A bola do Mundial-2026 está a causar problemas aos guarda-redes?

A bola do Mundial-2026 está a causar problemas aos guarda-redes?

A agora lendária Jabulani da Adidas tornou-se o centro das atenções, com os seus oito painéis termicamente colados e com sulcos, criando uma superfície lisa e uma das bolas mais imprevisíveis do mundo.

Diego Forlan ganhou afeição pela Jabulani, com o avançado do Uruguai a dominar as suas particularidades ao marcar o seu próprio catálogo de Golo do Torneio.

Jabulani significa "ser feliz" e "alegrar-se" em zulu, algo a que Forlan certamente fez jus, embora não tenha havido grande alegria por parte dos pobres guarda-redes.

O espanhol Iker Casillas classificou a bola como "horrível", enquanto o seu homólogo italiano Gianluigi Buffon considerou-a "inadequada e vergonhosa" para um Mundial.

Dezasseis anos depois, na América do Norte, parece estar a formar-se uma nova tempestade em torno de uma bola, desta vez com a Trionda da Adidas.

A história repete-se?

Vários golos foram marcados por jogadores de longa distância durante a fase de grupos, com os remates nem sempre a irem para o canto ou a uma altura complicada para os guarda-redes.

Os guarda-redes muitas vezes lançaram-se e ainda tocaram na bola, mas não conseguiram colocar-lhe a mão com força suficiente para a afastar da baliza.

Jordan Pickford, de Inglaterra, não conseguiu travar o remate de Martin Baturina frente à Croácia, Luca Zidane, da Argélia, também não conseguiu perante Lionel Messi e Ahmed Basil, do Iraque, frente a Kylian Mbappé.

O remate de Mbappé foi bem executado, mas não foi para o canto e o guarda-redes iraquiano, apesar de aparentemente lá chegar, só conseguiu tocar-lhe com a ponta dos dedos.

Isto já parece servir de desculpa para o que soa a más exibições dos guarda-redes, mas jogadores experientes entre os postes também acreditam que pode haver mais do que isso.

Joe Hart, que em 2010 disse que a Jabulani "fazia tudo menos ficar nas minhas luvas", manifestou agora as suas preocupações em relação à bola deste torneio.

"Estou a ver este golo vezes demais num Mundial para não haver algo de estranho com esta bola", afirmou o antigo internacional inglês Hart.

"É aquela altura do ombro... assim que não usam a técnica de efeito, assim que a bola não está a mexer, não está a rodar, os guarda-redes têm dificuldades. Estou a reparar neste torneio que os guarda-redes tocam na bola acima do ombro, e simplesmente não conseguem evitar o golo, por isso algo se passa", acrescentou.

O que mudou?

A Trionda tem quatro painéis, o número mais baixo de sempre numa bola oficial de Mundial, e texturas em relevo na superfície, que segundo a FIFA "proporcionam estabilidade ideal em voo".
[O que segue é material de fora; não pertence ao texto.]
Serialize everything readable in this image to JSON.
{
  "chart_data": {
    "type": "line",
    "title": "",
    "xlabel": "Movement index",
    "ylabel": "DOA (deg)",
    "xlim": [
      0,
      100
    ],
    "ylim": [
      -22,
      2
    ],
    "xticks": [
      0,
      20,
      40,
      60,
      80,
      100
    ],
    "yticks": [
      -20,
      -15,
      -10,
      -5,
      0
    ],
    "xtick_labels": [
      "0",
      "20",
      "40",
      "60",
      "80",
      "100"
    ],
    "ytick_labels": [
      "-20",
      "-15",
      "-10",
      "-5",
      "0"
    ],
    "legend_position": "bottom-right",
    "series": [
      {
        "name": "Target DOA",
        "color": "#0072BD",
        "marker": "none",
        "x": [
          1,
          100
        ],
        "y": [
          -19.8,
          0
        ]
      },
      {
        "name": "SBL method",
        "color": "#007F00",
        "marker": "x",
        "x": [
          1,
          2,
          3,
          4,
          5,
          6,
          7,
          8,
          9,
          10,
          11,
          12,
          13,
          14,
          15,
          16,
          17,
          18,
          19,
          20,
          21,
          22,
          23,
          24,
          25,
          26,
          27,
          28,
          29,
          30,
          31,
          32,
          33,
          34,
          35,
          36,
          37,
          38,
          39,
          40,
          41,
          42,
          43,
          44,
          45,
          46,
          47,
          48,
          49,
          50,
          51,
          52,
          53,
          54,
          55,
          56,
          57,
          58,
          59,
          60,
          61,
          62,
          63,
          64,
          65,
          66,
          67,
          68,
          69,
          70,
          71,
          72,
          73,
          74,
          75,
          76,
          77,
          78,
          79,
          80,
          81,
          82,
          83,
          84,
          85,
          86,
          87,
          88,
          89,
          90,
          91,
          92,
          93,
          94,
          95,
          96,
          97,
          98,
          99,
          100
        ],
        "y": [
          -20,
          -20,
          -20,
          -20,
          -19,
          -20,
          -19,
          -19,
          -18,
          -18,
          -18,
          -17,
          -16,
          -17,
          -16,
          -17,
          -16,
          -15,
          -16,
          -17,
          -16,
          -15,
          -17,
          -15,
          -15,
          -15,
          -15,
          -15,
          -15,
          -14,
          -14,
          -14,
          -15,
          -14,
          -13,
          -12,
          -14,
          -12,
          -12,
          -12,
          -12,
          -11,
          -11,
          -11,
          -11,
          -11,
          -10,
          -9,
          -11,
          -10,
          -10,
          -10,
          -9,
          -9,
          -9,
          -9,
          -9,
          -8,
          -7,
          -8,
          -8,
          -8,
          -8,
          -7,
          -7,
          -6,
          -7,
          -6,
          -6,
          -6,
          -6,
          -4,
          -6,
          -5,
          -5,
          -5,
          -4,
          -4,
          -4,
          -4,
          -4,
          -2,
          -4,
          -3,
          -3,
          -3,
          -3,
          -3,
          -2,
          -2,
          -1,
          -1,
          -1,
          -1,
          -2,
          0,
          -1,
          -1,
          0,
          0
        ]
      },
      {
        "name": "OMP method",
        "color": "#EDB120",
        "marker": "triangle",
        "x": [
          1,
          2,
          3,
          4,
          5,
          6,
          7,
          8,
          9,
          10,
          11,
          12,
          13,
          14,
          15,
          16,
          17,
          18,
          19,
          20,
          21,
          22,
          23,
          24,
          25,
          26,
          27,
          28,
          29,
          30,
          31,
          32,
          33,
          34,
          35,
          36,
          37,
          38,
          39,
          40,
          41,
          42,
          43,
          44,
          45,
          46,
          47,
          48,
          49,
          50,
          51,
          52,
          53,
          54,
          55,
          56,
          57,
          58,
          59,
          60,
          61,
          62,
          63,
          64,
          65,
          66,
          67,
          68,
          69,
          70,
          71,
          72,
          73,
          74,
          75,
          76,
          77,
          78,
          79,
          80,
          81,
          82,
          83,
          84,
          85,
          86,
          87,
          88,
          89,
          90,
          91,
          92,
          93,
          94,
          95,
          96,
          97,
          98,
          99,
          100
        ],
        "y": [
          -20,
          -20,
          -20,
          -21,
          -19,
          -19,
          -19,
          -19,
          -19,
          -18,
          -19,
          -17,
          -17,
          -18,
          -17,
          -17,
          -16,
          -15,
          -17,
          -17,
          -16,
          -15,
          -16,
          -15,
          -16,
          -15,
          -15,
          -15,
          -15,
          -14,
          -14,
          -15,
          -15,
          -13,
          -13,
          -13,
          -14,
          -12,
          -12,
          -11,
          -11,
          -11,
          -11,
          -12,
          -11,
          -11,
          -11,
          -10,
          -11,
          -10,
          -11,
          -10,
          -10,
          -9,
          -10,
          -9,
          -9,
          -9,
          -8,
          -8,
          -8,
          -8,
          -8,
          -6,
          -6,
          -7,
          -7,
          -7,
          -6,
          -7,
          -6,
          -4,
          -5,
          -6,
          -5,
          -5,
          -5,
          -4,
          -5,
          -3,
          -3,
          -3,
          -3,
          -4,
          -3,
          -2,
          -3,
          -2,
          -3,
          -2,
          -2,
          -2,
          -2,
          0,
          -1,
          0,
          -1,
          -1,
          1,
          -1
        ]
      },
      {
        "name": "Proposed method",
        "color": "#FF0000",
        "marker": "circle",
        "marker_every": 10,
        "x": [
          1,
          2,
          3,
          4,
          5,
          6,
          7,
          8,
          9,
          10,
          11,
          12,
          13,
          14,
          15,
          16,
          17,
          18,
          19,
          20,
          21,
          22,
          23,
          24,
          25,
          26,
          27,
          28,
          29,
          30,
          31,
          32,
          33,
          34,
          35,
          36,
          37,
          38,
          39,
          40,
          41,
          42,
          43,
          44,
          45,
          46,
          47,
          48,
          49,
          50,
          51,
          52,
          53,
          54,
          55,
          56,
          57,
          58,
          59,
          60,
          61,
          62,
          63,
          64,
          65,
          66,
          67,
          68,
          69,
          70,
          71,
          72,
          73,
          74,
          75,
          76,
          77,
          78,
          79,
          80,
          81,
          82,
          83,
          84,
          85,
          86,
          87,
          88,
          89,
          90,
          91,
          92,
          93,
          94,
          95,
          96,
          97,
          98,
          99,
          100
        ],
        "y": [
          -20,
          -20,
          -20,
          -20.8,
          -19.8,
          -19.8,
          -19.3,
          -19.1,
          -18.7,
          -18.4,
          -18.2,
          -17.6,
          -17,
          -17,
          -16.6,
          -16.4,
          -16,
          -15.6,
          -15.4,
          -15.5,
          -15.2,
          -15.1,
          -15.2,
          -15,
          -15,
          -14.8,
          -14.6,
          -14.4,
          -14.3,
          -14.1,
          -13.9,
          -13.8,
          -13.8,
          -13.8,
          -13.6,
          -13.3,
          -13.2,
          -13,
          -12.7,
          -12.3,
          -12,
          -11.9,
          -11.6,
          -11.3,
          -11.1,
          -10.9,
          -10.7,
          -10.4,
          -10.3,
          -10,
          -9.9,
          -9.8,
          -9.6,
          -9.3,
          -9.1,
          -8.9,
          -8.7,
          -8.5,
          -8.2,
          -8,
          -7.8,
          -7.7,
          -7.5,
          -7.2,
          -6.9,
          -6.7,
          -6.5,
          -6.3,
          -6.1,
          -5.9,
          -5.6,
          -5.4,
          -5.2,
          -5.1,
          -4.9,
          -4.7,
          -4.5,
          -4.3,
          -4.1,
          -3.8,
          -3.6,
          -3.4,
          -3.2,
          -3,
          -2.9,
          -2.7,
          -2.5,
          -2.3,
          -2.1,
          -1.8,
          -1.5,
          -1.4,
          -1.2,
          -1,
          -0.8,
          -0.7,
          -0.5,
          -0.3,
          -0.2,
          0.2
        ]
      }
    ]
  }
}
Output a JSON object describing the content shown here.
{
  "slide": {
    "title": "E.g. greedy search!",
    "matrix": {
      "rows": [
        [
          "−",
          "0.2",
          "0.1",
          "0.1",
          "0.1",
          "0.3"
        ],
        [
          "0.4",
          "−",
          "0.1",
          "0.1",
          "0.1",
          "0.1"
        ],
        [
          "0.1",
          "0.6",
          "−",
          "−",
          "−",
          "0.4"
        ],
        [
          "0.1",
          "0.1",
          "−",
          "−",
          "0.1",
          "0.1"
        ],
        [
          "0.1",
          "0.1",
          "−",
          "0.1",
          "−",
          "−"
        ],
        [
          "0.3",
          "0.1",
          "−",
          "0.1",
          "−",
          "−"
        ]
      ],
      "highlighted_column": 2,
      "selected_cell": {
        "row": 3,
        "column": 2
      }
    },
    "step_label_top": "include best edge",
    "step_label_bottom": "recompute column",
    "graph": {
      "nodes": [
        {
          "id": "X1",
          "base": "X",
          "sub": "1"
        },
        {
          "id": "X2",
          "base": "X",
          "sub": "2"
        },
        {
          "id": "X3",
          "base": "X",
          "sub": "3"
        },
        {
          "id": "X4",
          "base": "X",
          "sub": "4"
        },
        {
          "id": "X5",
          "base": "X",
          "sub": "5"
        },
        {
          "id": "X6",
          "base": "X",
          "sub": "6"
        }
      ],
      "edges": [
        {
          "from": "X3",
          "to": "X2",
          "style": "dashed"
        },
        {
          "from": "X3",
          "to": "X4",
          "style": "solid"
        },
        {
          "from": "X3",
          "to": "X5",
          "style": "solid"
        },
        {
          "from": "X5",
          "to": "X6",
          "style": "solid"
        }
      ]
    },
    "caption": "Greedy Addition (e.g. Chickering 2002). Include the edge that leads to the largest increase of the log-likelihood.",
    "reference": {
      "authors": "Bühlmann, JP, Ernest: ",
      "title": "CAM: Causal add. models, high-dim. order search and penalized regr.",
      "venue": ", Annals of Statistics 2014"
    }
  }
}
Tão poucos painéis deixavam o risco de uma bola demasiado lisa – à semelhança da Jabulani – por isso a Adidas aprofundou intencionalmente as costuras e acrescentou três sulcos pronunciados a cada painel para estabilizar o fluxo de ar.

A bola foi também desenhada a pensar na humidade do verão norte-americano, com uma aderência extra para facilitar o remate em condições quentes e húmidas.

O ambiente é outro fator importante que afeta a trajetória da bola.

Alguns jogos estão a ser disputados em altitudes elevadas, com o ar mais rarefeito, o que significa que a bola oferece menos resistência e voa mais reta, como já vimos em alguns casos.

Assim, as condições contrastantes desde a Cidade do México até Nova Jérsia, por exemplo, acrescentam mais uma camada de imprevisibilidade ao voo da bola.

Os jogadores também se habituam à mesma bola durante a maior parte da época e depois têm de se adaptar rapidamente a uma bola diferente.

Pode parecer um detalhe insignificante, mas estas pequenas diferenças podem ter um grande impacto no momento, tanto para jogadores ofensivos como defensivos.

Uma perspetiva mais simples é que ainda estamos numa fase relativamente inicial do maior torneio do mundo, por isso os nervos também podem estar a afetar a cabeça de alguns guarda-redes.

Provavelmente veremos mais remates de longe a entrar nas próximas rondas, mas será interessante perceber o que acontece mais à frente, quando os guarda-redes já deverão estar mais atentos ao comportamento da Trionda.